Freight News
KPA, Shippers Standoff Subject Traders to Losses, Congests Mombasa Port

KPA, Shippers Standoff Subject Traders to Losses, Congests Mombasa Port

October 6, 2021
Container operations at the port of Mombasa. High shipping rates on the Trans-Pacific route have seen ships pull out of East African market.

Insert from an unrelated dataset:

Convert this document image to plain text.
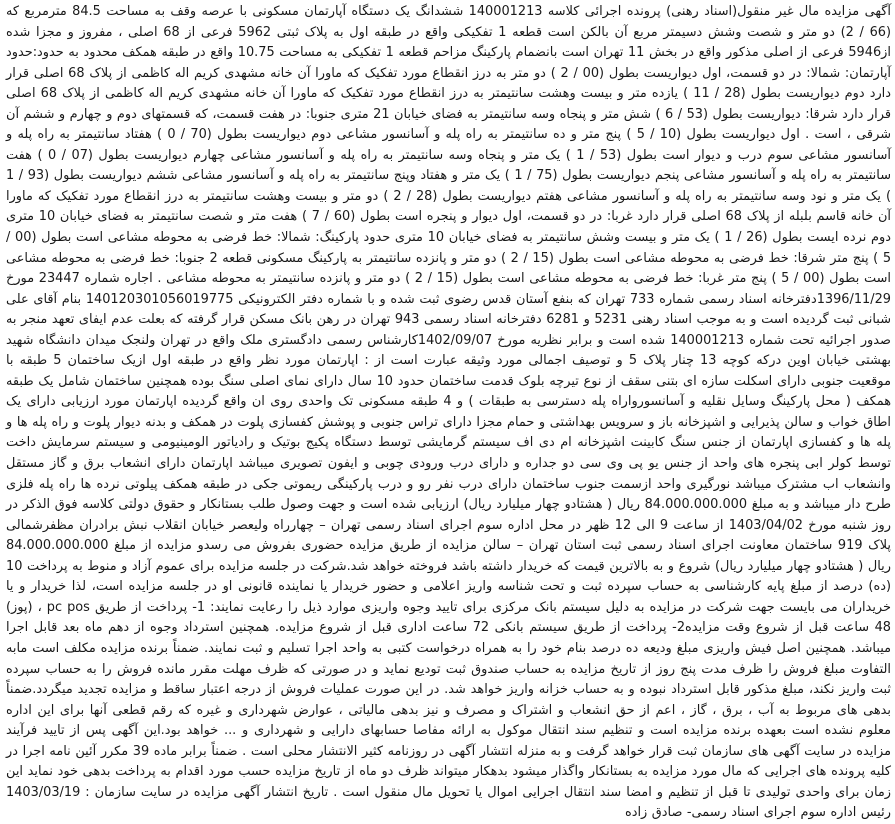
آگهی مزایده مال غیر منقول(اسناد رهنی) پرونده اجرائی کلاسه 140001213 ششدانگ یک دستگاه آپارتمان مسکونی با عرصه وقف به مساحت 84.5 مترمربع که (66 / 2) دو متر و شصت وشش دسیمتر مربع آن بالکن است قطعه 1 تفکیکی واقع در طبقه اول به پلاک ثبتی 5962 فرعی از 68 اصلی ، مفروز و مجزا شده از5946 فرعی از اصلی مذکور واقع در بخش 11 تهران است بانضمام پارکینگ مزاحم قطعه 1 تفکیکی به مساحت 10.75 واقع در طبقه همکف محدود به حدود:حدود آپارتمان: شمالا: در دو قسمت، اول دیواریست بطول (00 / 2 ) دو متر به درز انقطاع مورد تفکیک که ماورا آن خانه مشهدی کریم اله کاظمی از پلاک 68 اصلی قرار دارد دوم دیواریست بطول (28 / 11 ) یازده متر و بیست وهشت سانتیمتر به درز انقطاع مورد تفکیک که ماورا آن خانه مشهدی کریم اله کاظمی از پلاک 68 اصلی قرار دارد شرقا: دیواریست بطول (53 / 6 ) شش متر و پنجاه وسه سانتیمتر به فضای خیابان 21 متری جنوبا: در هفت قسمت، که قسمتهای دوم و چهارم و ششم آن شرقی ، است . اول دیواریست بطول (10 / 5 ) پنج متر و ده سانتیمتر به راه پله و آسانسور مشاعی دوم دیواریست بطول (70 / 0 ) هفتاد سانتیمتر به راه پله و آسانسور مشاعی سوم درب و دیوار است بطول (53 / 1 ) یک متر و پنجاه وسه سانتیمتر به راه پله و آسانسور مشاعی چهارم دیواریست بطول (07 / 0 ) هفت سانتیمتر به راه پله و آسانسور مشاعی پنجم دیواریست بطول (75 / 1 ) یک متر و هفتاد وپنج سانتیمتر به راه پله و آسانسور مشاعی ششم دیواریست بطول (93 / 1 ) یک متر و نود وسه سانتیمتر به راه پله و آسانسور مشاعی هفتم دیواریست بطول (28 / 2 ) دو متر و بیست وهشت سانتیمتر به درز انقطاع مورد تفکیک که ماورا آن خانه قاسم بلبله از پلاک 68 اصلی قرار دارد غربا: در دو قسمت، اول دیوار و پنجره است بطول (60 / 7 ) هفت متر و شصت سانتیمتر به فضای خیابان 10 متری دوم نرده ایست بطول (26 / 1 ) یک متر و بیست وشش سانتیمتر به فضای خیابان 10 متری حدود پارکینگ: شمالا: خط فرضی به محوطه مشاعی است بطول (00 / 5 ) پنج متر شرقا: خط فرضی به محوطه مشاعی است بطول (15 / 2 ) دو متر و پانزده سانتیمتر به پارکینگ مسکونی قطعه 2 جنوبا: خط فرضی به محوطه مشاعی است بطول (00 / 5 ) پنج متر غربا: خط فرضی به محوطه مشاعی است بطول (15 / 2 ) دو متر و پانزده سانتیمتر به محوطه مشاعی . اجاره شماره 23447 مورخ 1396/11/29دفترخانه اسناد رسمی شماره 733 تهران که بنفع آستان قدس رضوی ثبت شده و با شماره دفتر الکترونیکی 140120301056019775 بنام آقای علی شبانی ثبت گردیده است و به موجب اسناد رهنی 5231 و 6281 دفترخانه اسناد رسمی 943 تهران در رهن بانک مسکن قرار گرفته که بعلت عدم ایفای تعهد منجر به صدور اجرائیه تحت شماره 140001213 شده است و برابر نظریه مورخ 1402/09/07کارشناس رسمی دادگستری ملک واقع در تهران ولنجک میدان دانشگاه شهید بهشتی خیابان اوین درکه کوچه 13 چنار پلاک 5 و توصیف اجمالی مورد وثیقه عبارت است از : اپارتمان مورد نظر واقع در طبقه اول ازیک ساختمان 5 طبقه با موقعیت جنوبی دارای اسکلت سازه ای بتنی سقف از نوع تیرچه بلوک قدمت ساختمان حدود 10 سال دارای نمای اصلی سنگ بوده همچنین ساختمان شامل یک طبقه همکف ( محل پارکینگ وسایل نقلیه و آسانسورواراه پله دسترسی به طبقات ) و 4 طبقه مسکونی تک واحدی روی ان واقع گردیده اپارتمان مورد ارزیابی دارای یک اطاق خواب و سالن پذیرایی و اشپزخانه باز و سرویس بهداشتی و حمام مجزا دارای تراس جنوبی و پوشش کفسازی پلوت در همکف و بدنه دیوار پلوت و راه پله ها و پله ها و کفسازی اپارتمان از جنس سنگ کابینت اشپزخانه ام دی اف سیستم گرمایشی توسط دستگاه پکیج بوتیک و رادیاتور الومینیومی و سیستم سرمایش داخت توسط کولر ابی پنجره های واحد از جنس یو پی وی سی دو جداره و دارای درب ورودی چوبی و ایفون تصویری میباشد اپارتمان دارای انشعاب برق و گاز مستقل وانشعاب اب مشترک میباشد نورگیری واحد ازسمت جنوب ساختمان دارای درب نفر رو و درب پارکینگی ریموتی جکی در طبقه همکف پیلوتی نرده ها راه پله فلزی طرح دار میباشد و به مبلغ 84.000.000.000 ریال ( هشتادو چهار میلیارد ریال) ارزیابی شده است و جهت وصول طلب بستانکار و حقوق دولتی کلاسه فوق الذکر در روز شنبه مورخ 1403/04/02 از ساعت 9 الی 12 ظهر در محل اداره سوم اجرای اسناد رسمی تهران – چهارراه ولیعصر خیابان انقلاب نبش برادران مظفرشمالی پلاک 919 ساختمان معاونت اجرای اسناد رسمی ثبت استان تهران – سالن مزایده از طریق مزایده حضوری بفروش می رسدو مزایده از مبلغ 84.000.000.000 ریال ( هشتادو چهار میلیارد ریال) شروع و به بالاترین قیمت که خریدار داشته باشد فروخته خواهد شد.شرکت در جلسه مزایده برای عموم آزاد و منوط به پرداخت 10 (ده) درصد از مبلغ پایه کارشناسی به حساب سپرده ثبت و تحت شناسه واریز اعلامی و حضور خریدار یا نماینده قانونی او در جلسه مزایده است، لذا خریدار و یا خریداران می بایست جهت شرکت در مزایده به دلیل سیستم بانک مرکزی برای تایید وجوه واریزی موارد ذیل را رعایت نمایند: 1- پرداخت از طریق pc pos ، (پوز) 48 ساعت قبل از شروع وقت مزایده2- پرداخت از طریق سیستم بانکی 72 ساعت اداری قبل از شروع مزایده. همچنین استرداد وجوه از دهم ماه بعد قابل اجرا میباشد. همچنین اصل فیش واریزی مبلغ ودیعه ده درصد بنام خود را به همراه درخواست کتبی به واحد اجرا تسلیم و ثبت نمایند. ضمناً برنده مزایده مکلف است مابه التفاوت مبلغ فروش را ظرف مدت پنج روز از تاریخ مزایده به حساب صندوق ثبت تودیع نماید و در صورتی که ظرف مهلت مقرر مانده فروش را به حساب سپرده ثبت واریز نکند، مبلغ مذکور قابل استرداد نبوده و به حساب خزانه واریز خواهد شد. در این صورت عملیات فروش از درجه اعتبار ساقط و مزایده تجدید میگردد.ضمناً بدهی های مربوط به آب ، برق ، گاز ، اعم از حق انشعاب و اشتراک و مصرف و نیز بدهی مالیاتی ، عوارض شهرداری و غیره که رقم قطعی آنها برای این اداره معلوم نشده است بعهده برنده مزایده است و تنظیم سند انتقال موکول به ارائه مفاصا حسابهای دارایی و شهرداری و ... خواهد بود.این آگهی پس از تایید فرآیند مزایده در سایت آگهی های سازمان ثبت قرار خواهد گرفت و به منزله انتشار آگهی در روزنامه کثیر الانتشار محلی است . ضمناً برابر ماده 39 مکرر آئین نامه اجرا در کلیه پرونده های اجرایی که مال مورد مزایده به بستانکار واگذار میشود بدهکار میتواند ظرف دو ماه از تاریخ مزایده حسب مورد اقدام به پرداخت بدهی خود نماید این زمان برای واحدی تولیدی تا قبل از تنظیم و امضا سند انتقال اجرایی اموال یا تحویل مال منقول است . تاریخ انتشار آگهی مزایده در سایت سازمان : 1403/03/19 رئیس اداره سوم اجرای اسناد رسمی- صادق زاده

Photo:KPA

Dispute between Kenya Ports Authority (KPA) and shippers over ferrying Mombasa bound cargo by Standard Gauge Railway (SGR) to Nairobi for clearance before returning it to the Coast is subjecting traders to huge losses.

The move, which is building up congestion at the port, has seen delays and higher costs for traders who have to foot the charges of ferrying back the consignment to Mombasa.

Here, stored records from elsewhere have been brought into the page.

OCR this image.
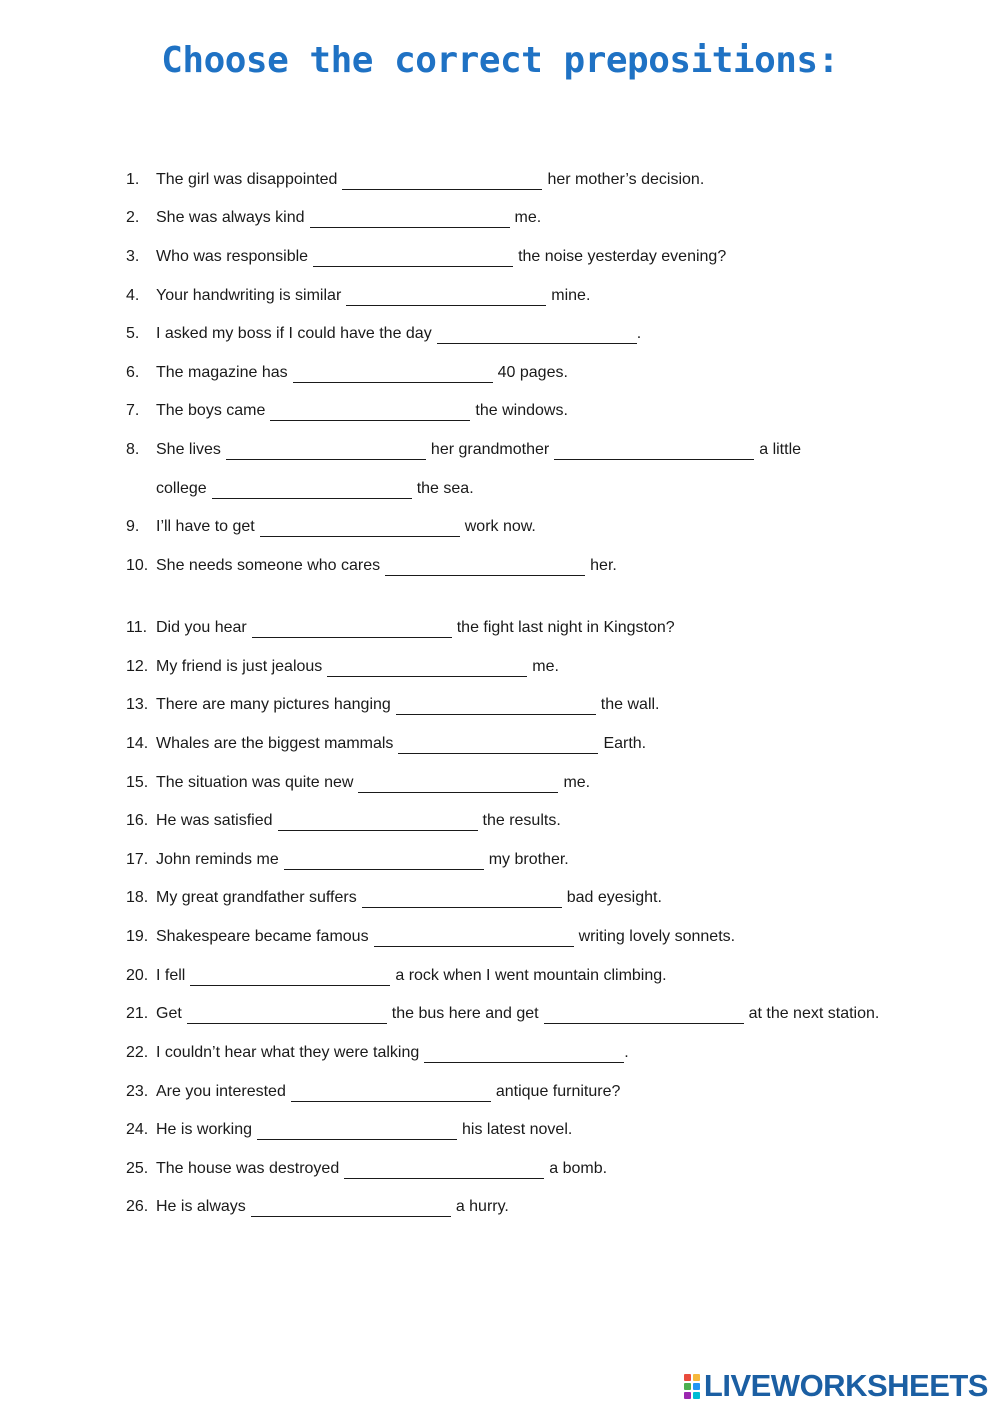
Choose the correct prepositions:
1. The girl was disappointed	her mother’s decision.
2. She was always kind	me.
3. Who was responsible	the noise yesterday evening?
4. Your handwriting is similar	mine.
5. I asked my boss if I could have the day	.
6. The magazine has	40 pages.
7. The boys came	the windows.
8. She lives	her grandmother	a little
college	the sea.
9. I’ll have to get	work now.
10. She needs someone who cares	her.
11. Did you hear	the fight last night in Kingston?
12. My friend is just jealous	me.
13. There are many pictures hanging	the wall.
14. Whales are the biggest mammals	Earth.
15. The situation was quite new	me.
16. He was satisfied	the results.
17. John reminds me	my brother.
18. My great grandfather suffers	bad eyesight.
19. Shakespeare became famous	writing lovely sonnets.
20. I fell	a rock when I went mountain climbing.
21. Get	the bus here and get	at the next station.
22. I couldn’t hear what they were talking	.
23. Are you interested	antique furniture?
24. He is working	his latest novel.
25. The house was destroyed	a bomb.
26. He is always	a hurry.
LIVEWORKSHEETS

Traders reckon that it makes no economic sense to ferry cargo to Nairobi for clearance and returning it as importers have to pay up to Sh110,000 for a 20-foot container to be transported by SGR from Mombasa to Nairobi and back.

Ideally, the cargo is supposed to be discharged to the Container Freight Stations (CFSs) after clearance by KPA, for onward transportation to the last point.

KPA is blaming the CFS operators for sidestepping a government directive that all importers with upcountry Kenya Revenue Authority (KRA) PINs and addresses can only clear their imports in Nairobi hence the standoff.

In the past three weeks, thousands of containers have been detained at Mombasa port due to a dispute with importers over whether they (cargo) should be hauled to Nairobi or not, subjecting shippers to huge losses due to high demurrage charges.

“We agreed that all Nairobi bound cargo be hauled by SGR and the Mombasa based cargo be cleared in Mombasa and released to CFSs but this is not happening,” said CFSs chairperson Daniel Nzieki.

“Central to the dispute is an assertion by the KPA that all importers whose KRA PINs were registered upcountry, must clear their cargo in Nairobi,” he added.

Mr Nzieki said there has been total confusion at the port despite importers nominating their preferred CFSs where they should pick their cargo.

However, traders argue that even though some of them registered their PINs in Nairobi, they have since relocated their businesses to Mombasa, making no sense to be forced to clear their containers at the capital city.

“Most of the firms operating in Mombasa were registered a long time ago and their company registration address reads Nairobi yet their physical location is in Mombasa. This is what KPA is using to hold the cargo,” said Kenya International Freight and Warehousing Association chairperson Roy Mwanthi.

The Mombasa cargo accounts for about 10 percent of freight imported daily which is estimated to have accumulated to over 6,000 containers since the beginning of the stalemate.

Cargo including Out of Gauge containers (big containers), Reefers and containers carrying dangerous cargo which cannot be transported by SGR, are stuck at the port.